In un paese ci sono due bar, Google e Bing, uno di fronte all’altro.
Il primo c’è da più tempo, i clienti si trovano bene e c’è sempre coda. Il secondo ha aperto da meno tempo, ma comunque da un periodo sufficientemente lungo da aspettarsi clientela. Tuttavia gli affari non vanno bene.
Il signor Bing, allora, decide di sbirciare dalla vetrina del concorrente. Scopre che ogni volta che un cliente ordina il caffè, Google regala un cioccolatino.
“Orpo, che figata”, pensa il signor Bing. E così si mette a regalare cioccolatini a chiunque prenda il caffè.
Gli affari vanno meglio, ma comunque restano inferiori alle aspettative. Le persone che chiedono il caffè sono più contente, ma i cornetti continuano a giacere abbandonati nella vetrinetta.
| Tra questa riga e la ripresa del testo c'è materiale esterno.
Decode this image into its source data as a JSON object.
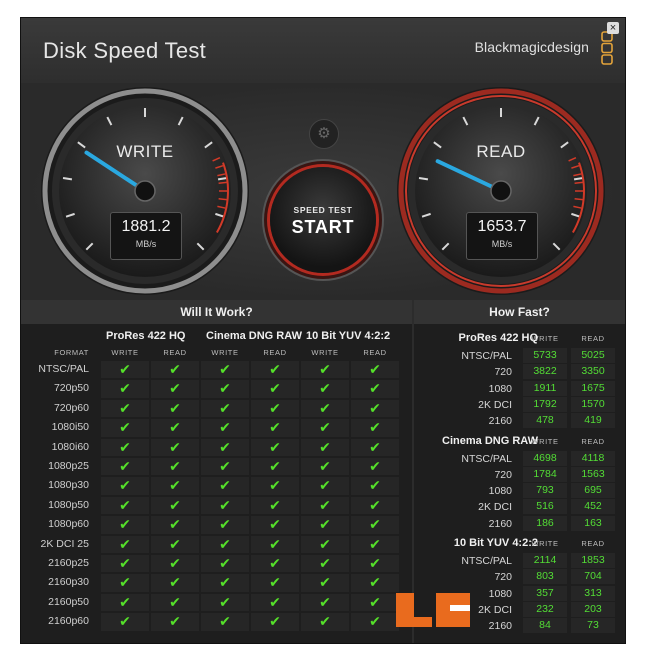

Ecco che il signor Bing torna a sbirciare la vetrina di Google, scoprendo che ogni volta che un cliente ordina un cornetto, quest’ultimo viene cosparso di zucchero a velo.
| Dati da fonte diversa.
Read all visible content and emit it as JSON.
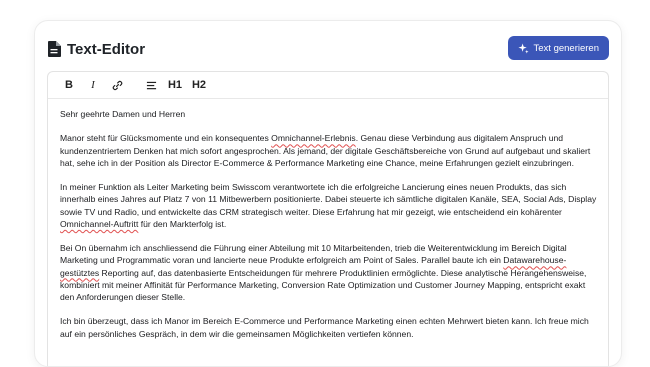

“Orpo, che figata”, pensa il signor Bing. E, seguendo le orme del concorrente, inizia a mettere lo zucchero a velo sui cornetti.
Quella che potrebbe sembrare una storiella di fantasia, è in realtà una trasposizione più o meno affine di quanto accaduto tra i giganti Google e Microsoft. Poiché il browser Bing continua ad arrancare nei confronti del concorrente, Microsoft ha deciso di utilizzare un’arma tecnicamente perfetta, ma moralmente discutibile: quando un utente apre Internet Explorer, cerca su Google una parola e clicca su un link, l’informazione completa di questo tragitto viene inviata a Microsoft che, tramite un algoritmo nemmeno troppo complesso, collega la parola cercata al clic dell’utente. Dopo pochi giorni, cercando su Bing la stessa parola, si ottengono gli stessi risultati.
Il trucco, spiegato nei minimi particolari sul blog di Google, è stato scoperto proprio dal gigante della ricerca, insospettito della strana somiglianza tra le sue ricerche e quelle di Bing su parole anche molto strane (alcune addirittura sbagliate). Ha così intallato una ventina di postazioni con Windows, dove i dipendenti cercavano ogni giorno su Google (usando Internet Explorer, ovviamente) una determinata parola di fantasia, che dava un risultato particolare appositamente creato per ingannare Bing. E l’inganno è riuscito: dopo pochi giorni, anche Bing trovava le medesime pagine con le medesime ricerche.
Ora, che questa strategia di business sia lecita o meno non è compito mio stabilirlo, ma di sicuro la scoperta non fa fare una bella figura a un gigante come Microsoft che ha investito centinaia di milioni di dollari per mettere in piedi Bing.